A professional solar contractor will be a great help for farmers looking into solar for energy savings. They will help estimate the size of the solar energy system, potential location(s), cost, and permitting requirements. They also will be able to do all do the site preparation, surveying, and installation of any racking systems, ground mount systems, solar panels, and other electrical equipment, such as an inverter and smart meter, or if required, and backup battery storage unit. When making a complex decision to evaluate multiple solar installation companies, farmers can make the comparison process much easier by getting multiple bids for review. See one of our prior blog posts for more information on ‘finding the best solar installer’.

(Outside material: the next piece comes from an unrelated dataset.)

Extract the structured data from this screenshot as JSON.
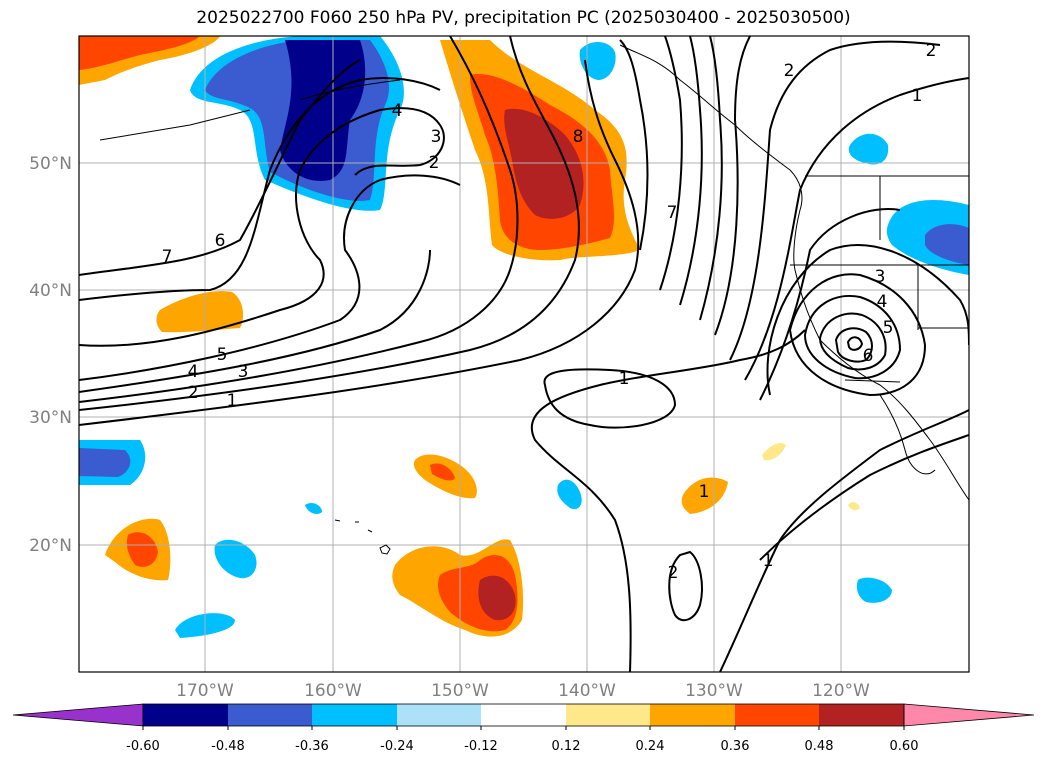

Funding For Solar Projects

While solar panels have fallen in price over time, a solar array project can still be a significant investment for a farm. There are several available options at the state and federal levels, but additional work will be necessary since programs and funding may be subject to change over time. It’s always good to check official websites for programs and contact information. For a detailed guide for farming and energy use projects from the Pennsylvania DEP, see their ‘Funding for Your Energy Projects’ pamphlet.

REAP Program

The Federal Government offers several incentives for energy efficiency through the U.S. Department of Agriculture that are specifically tailored to renewable energy for farms. One of those programs is known as the Rural Energy for America Program or REAP. The REAP program offers competitive grants and loan guarantees for energy efficiency and renewable energy projects. While non-agricultural rural businesses are also eligible to apply, the Pennsylvania program administrator states that almost half of the annual applicants are farms. In the state of Pennsylvania specifically, the amount of current investment in REAP projects is $11,121,473. These REAP grants and loans to make solar more affordable for farms. For more information on the REAP program details, see one of our prior blog posts for more information on ‘How Your Rural Business Can REAP the Rewards of Solar Energy’.

Federal Investments In Clean Energy

There was a recent news item distributed by Daniel Blottenberger at the Pennsylvania USDA about clean energy projects for farms. It is stated below:

“USDA Rural Development Invests $5.2 Million in Clean Energy Projects to Strengthen American Farms and Businesses in Pennsylvania

Release Date: Jan 22, 2024

U.S. Department of Agriculture (USDA) State Director for Rural Development Bob Morgan today announced that USDA is investing more than $5.2 million in renewable energy projects to lower energy bills, generate new income, create jobs, and strengthen competition for Pennsylvania farmers and agricultural producers. Many of the projects are being funded by President Biden’s Inflation Reduction Act, the nation’s largest-ever investment in combatting the climate crisis.

“The Biden Administration and USDA are ensuring farmers and small businesses are not only a part of the clean energy economy, but directly benefiting from it,” Morgan said. “We have seen a great impact from this Administration’s focus on clean energy projects here in Pennsylvania. We expect this effort to continue in 2024.”

In 2023, Rural Development awarded $22.4 million in grant funds through its Rural Energy for America programs. Today’s announcement is the first of 2024 and includes 34 projects in 12 counties throughout Pennsylvania totaling $5,208,487.”